A great example of an optimized website is the Millennium Group website www.millennium-groupinc.com
A great example of an optimized website is the Millennium Group website www.millennium-groupinc.com
Tuesday, November 1, 2011
Internal Theft and Fraud Costs Businesses $40 Billion a Year
Why rob a bank, when it’s so easy to steal from your employer?
• Retail theft rose by 5.9% in 2009, the biggest increase since 2001.
• But it's not the shoplifters retailers have to worry about.
• Dishonest employees steal about 6.6 times more than shoplifters.
• In fact, one out of every 28 retail employees was caught thieving in 2009.
Need a laptop?
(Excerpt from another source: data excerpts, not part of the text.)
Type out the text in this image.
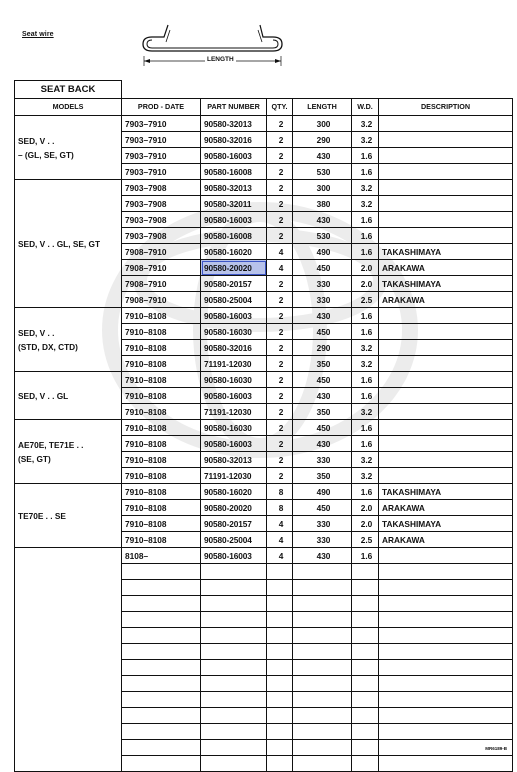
Seat wire
LENGTH
SEAT BACK						
MODELS	PROD - DATE	PART NUMBER	QTY.	LENGTH	W.D.	DESCRIPTION
SED, V . .
– (GL, SE, GT)	7903–7910	90580-32013	2	300	3.2	
	7903–7910	90580-32016	2	290	3.2	
	7903–7910	90580-16003	2	430	1.6	
	7903–7910	90580-16008	2	530	1.6	
SED, V . . GL, SE, GT	7903–7908	90580-32013	2	300	3.2	
	7903–7908	90580-32011	2	380	3.2	
	7903–7908	90580-16003	2	430	1.6	
	7903–7908	90580-16008	2	530	1.6	
	7908–7910	90580-16020	4	490	1.6	TAKASHIMAYA
	7908–7910	90580-20020	4	450	2.0	ARAKAWA
	7908–7910	90580-20157	2	330	2.0	TAKASHIMAYA
	7908–7910	90580-25004	2	330	2.5	ARAKAWA
SED, V . .
(STD, DX, CTD)	7910–8108	90580-16003	2	430	1.6	
	7910–8108	90580-16030	2	450	1.6	
	7910–8108	90580-32016	2	290	3.2	
	7910–8108	71191-12030	2	350	3.2	
SED, V . . GL	7910–8108	90580-16030	2	450	1.6	
	7910–8108	90580-16003	2	430	1.6	
	7910–8108	71191-12030	2	350	3.2	
AE70E, TE71E . .
(SE, GT)	7910–8108	90580-16030	2	450	1.6	
	7910–8108	90580-16003	2	430	1.6	
	7910–8108	90580-32013	2	330	3.2	
	7910–8108	71191-12030	2	350	3.2	
TE70E . . SE	7910–8108	90580-16020	8	490	1.6	TAKASHIMAYA
	7910–8108	90580-20020	8	450	2.0	ARAKAWA
	7910–8108	90580-20157	4	330	2.0	TAKASHIMAYA
	7910–8108	90580-25004	4	330	2.5	ARAKAWA
	8108–	90580-16003	4	430	1.6	

MR6189-B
Just grab one from the office• But it's not the shoplifters retailers have to worry about.
• Dishonest employees steal about 6.6 times more than shoplifters.
• In fact, one out of every 28 retail employees was caught thieving in 2009.
• In 2005, theft of office equipment cost employers $550 million.
• By 2007, it cost employers $656 million.
• By 2009, it cost $747 million.
• Want that equipment back?
• Good luck.
• 96% of stolen office equipment is never recovered.
Often, the most dangerous culprit is someone on the inside• By 2007, it cost employers $656 million.
• By 2009, it cost $747 million.
• Want that equipment back?
• Good luck.
• 96% of stolen office equipment is never recovered.
• According to Forrester Research, employee theft of sensitive information is 10 times costlier per incident than any accidental sharing of sensitive data.
• Forrester recommends, “Enterprises should focus more of their resources on stopping the most damaging incidents: deliberate theft by insiders and abuse by outsiders.”
What other crimes should businesses watch out for?• Forrester recommends, “Enterprises should focus more of their resources on stopping the most damaging incidents: deliberate theft by insiders and abuse by outsiders.”
• Theft and fraud costs businesses $40 billion a year.
• It happens without guns, without violence and often, without detection.
• And 40% of these crimes are committed by trusted employees – not strangers.
Any organization could be a target• It happens without guns, without violence and often, without detection.
• And 40% of these crimes are committed by trusted employees – not strangers.
• It's not just consumer goods and laptops up for grabs.
• Companies need to protect their proprietary secrets, knowledge and processes that:
• Generate revenue
• Increase profits
• Provide competitive advantage
• This information can be stored almost anywhere, from Word documents and presentations to CAD drawings and flowcharts.
How much is that data worth?• Companies need to protect their proprietary secrets, knowledge and processes that:
• Generate revenue
• Increase profits
• Provide competitive advantage
• This information can be stored almost anywhere, from Word documents and presentations to CAD drawings and flowcharts.
• Knowledge-intensive industries accrue 70 to 80% of their portfolio value from proprietary data and secrets.
• What industries are we talking about?
• Manufacturing
• Information services
• Professional, scientific and technical services
• Transportation
• When their important data is stolen, leaked or misused, the impact can be catastrophic.
Visit www.millennium-groupinc.com for information on how to prevent internal theft and fraud.
• What industries are we talking about?
• Manufacturing
• Information services
• Professional, scientific and technical services
• Transportation
• When their important data is stolen, leaked or misused, the impact can be catastrophic.